Calculus III - Conceptual Help

[Beautiful]

I'm taking a Calc III Course and I want to know if anyone out there can help me with a few conceptual ideas. I know how to do the math but I am missing the conceptual idea of it.

Why should/do we we parametrize?
Why should/do we convert to Polar or Cylindrical?

These basic ideas should be easy enough for me at this point but for some reason I keep mixing things up. I tried to searching the web and other sources but I keep finding information on the actual process, and they all pass the big idea I am looking for. Idk maybe I'm not the best at searching these things...

Thanks in advance. I really appreciate it

 

[SteamKing]

We do these things (parameterization, changing coordinate systems) to make analyzing a problem easier.
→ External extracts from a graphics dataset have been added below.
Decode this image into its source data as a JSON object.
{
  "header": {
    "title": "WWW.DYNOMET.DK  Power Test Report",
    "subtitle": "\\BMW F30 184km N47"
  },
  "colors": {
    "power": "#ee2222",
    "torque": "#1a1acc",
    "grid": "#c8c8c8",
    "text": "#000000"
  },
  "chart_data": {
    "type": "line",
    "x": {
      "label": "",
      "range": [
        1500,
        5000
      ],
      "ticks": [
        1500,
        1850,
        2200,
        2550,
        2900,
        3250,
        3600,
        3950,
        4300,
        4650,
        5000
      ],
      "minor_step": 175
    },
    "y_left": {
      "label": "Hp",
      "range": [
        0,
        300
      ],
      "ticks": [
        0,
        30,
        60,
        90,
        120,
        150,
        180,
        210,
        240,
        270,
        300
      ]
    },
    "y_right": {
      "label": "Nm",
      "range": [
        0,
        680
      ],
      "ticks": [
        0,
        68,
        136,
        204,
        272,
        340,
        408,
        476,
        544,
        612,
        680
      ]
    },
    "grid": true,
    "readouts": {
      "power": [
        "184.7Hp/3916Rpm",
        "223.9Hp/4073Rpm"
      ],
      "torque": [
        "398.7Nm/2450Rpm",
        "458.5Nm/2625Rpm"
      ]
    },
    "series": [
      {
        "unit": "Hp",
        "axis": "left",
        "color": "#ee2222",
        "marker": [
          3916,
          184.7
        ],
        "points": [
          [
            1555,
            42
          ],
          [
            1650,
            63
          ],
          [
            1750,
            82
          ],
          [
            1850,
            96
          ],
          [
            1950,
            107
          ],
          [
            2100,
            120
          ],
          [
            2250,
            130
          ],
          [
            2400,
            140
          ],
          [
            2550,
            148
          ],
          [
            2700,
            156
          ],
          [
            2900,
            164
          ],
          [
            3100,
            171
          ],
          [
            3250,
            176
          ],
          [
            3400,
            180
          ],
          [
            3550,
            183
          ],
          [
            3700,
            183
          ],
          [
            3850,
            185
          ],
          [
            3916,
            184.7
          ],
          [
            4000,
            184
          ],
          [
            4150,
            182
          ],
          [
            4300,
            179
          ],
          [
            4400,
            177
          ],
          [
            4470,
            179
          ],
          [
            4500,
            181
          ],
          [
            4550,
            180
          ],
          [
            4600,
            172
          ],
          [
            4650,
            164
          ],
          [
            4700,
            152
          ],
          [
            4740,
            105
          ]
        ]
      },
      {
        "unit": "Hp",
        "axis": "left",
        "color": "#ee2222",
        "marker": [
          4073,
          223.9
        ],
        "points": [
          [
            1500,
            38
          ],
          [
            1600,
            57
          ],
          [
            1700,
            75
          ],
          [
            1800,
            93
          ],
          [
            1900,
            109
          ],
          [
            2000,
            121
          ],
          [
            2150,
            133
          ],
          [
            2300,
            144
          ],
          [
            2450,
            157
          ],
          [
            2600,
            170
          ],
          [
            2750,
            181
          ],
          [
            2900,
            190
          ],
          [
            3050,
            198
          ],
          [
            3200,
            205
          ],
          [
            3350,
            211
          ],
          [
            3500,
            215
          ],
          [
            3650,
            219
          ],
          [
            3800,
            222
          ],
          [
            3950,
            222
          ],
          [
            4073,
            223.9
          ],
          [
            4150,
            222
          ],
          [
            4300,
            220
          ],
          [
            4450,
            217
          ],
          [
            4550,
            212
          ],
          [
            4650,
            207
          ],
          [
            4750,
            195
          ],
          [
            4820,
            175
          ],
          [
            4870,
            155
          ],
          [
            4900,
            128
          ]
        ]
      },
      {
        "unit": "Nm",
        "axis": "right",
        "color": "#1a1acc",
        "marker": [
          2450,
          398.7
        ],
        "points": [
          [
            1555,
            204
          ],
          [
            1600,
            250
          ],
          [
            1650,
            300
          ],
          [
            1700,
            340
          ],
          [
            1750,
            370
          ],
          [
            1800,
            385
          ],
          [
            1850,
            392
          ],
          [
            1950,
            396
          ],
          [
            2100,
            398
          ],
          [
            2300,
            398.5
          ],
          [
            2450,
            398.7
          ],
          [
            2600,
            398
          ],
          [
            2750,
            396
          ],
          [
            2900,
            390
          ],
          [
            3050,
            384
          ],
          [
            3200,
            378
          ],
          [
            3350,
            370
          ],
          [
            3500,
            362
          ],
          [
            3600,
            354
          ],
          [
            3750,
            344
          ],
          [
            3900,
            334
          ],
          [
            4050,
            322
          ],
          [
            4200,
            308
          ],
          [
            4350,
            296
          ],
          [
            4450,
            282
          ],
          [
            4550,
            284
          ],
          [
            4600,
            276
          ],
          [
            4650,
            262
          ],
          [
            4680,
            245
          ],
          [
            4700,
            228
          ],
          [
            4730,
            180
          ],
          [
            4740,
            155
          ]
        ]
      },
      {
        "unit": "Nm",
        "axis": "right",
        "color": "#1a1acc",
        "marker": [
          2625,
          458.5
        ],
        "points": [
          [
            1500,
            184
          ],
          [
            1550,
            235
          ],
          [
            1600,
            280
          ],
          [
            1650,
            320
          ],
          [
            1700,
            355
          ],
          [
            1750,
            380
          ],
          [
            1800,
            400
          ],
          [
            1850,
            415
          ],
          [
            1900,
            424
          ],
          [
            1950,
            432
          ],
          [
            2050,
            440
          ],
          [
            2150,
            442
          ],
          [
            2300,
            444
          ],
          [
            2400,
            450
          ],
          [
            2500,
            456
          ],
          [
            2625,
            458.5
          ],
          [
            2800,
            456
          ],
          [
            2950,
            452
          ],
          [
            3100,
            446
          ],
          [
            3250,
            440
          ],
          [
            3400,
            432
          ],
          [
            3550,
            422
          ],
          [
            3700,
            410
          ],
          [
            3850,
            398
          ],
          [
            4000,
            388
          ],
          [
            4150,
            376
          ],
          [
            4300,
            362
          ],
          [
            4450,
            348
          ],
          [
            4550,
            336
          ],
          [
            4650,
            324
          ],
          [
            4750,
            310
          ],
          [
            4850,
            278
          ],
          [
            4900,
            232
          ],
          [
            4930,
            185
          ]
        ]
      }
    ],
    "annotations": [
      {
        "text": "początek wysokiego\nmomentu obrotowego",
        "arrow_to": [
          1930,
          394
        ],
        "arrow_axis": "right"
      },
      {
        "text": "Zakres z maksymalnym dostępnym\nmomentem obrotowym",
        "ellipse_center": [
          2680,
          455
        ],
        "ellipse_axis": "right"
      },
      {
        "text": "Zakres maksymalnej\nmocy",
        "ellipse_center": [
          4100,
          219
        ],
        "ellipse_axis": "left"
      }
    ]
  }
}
To take a simple example, we can calculate the area of a circle using cartesian coordinates and some sophisticated integration and come up with A = πr^{2}. By changing the problem to polar coordinates,

A = \int^{2π}_{0} r^{2}/2 dθ,

where r = radius of the circle = constant, which is much easier to evaluate than

A = 2*\int^{r}_{-r} (r^{2}-x^{2})^{1/2} dx

 

[Beautiful]

Understood, I need more practice.

I want to be able to quickly identify which coordinate system to convert to when given a problem. It doesn't seem like there is any sort of general case because problems can be done in multiple ways. Am I accurate with that assumption?

 

[SteamKing]

Yes, you are. This is why some things about studying math and science only come with the experience of working out a variety of problems.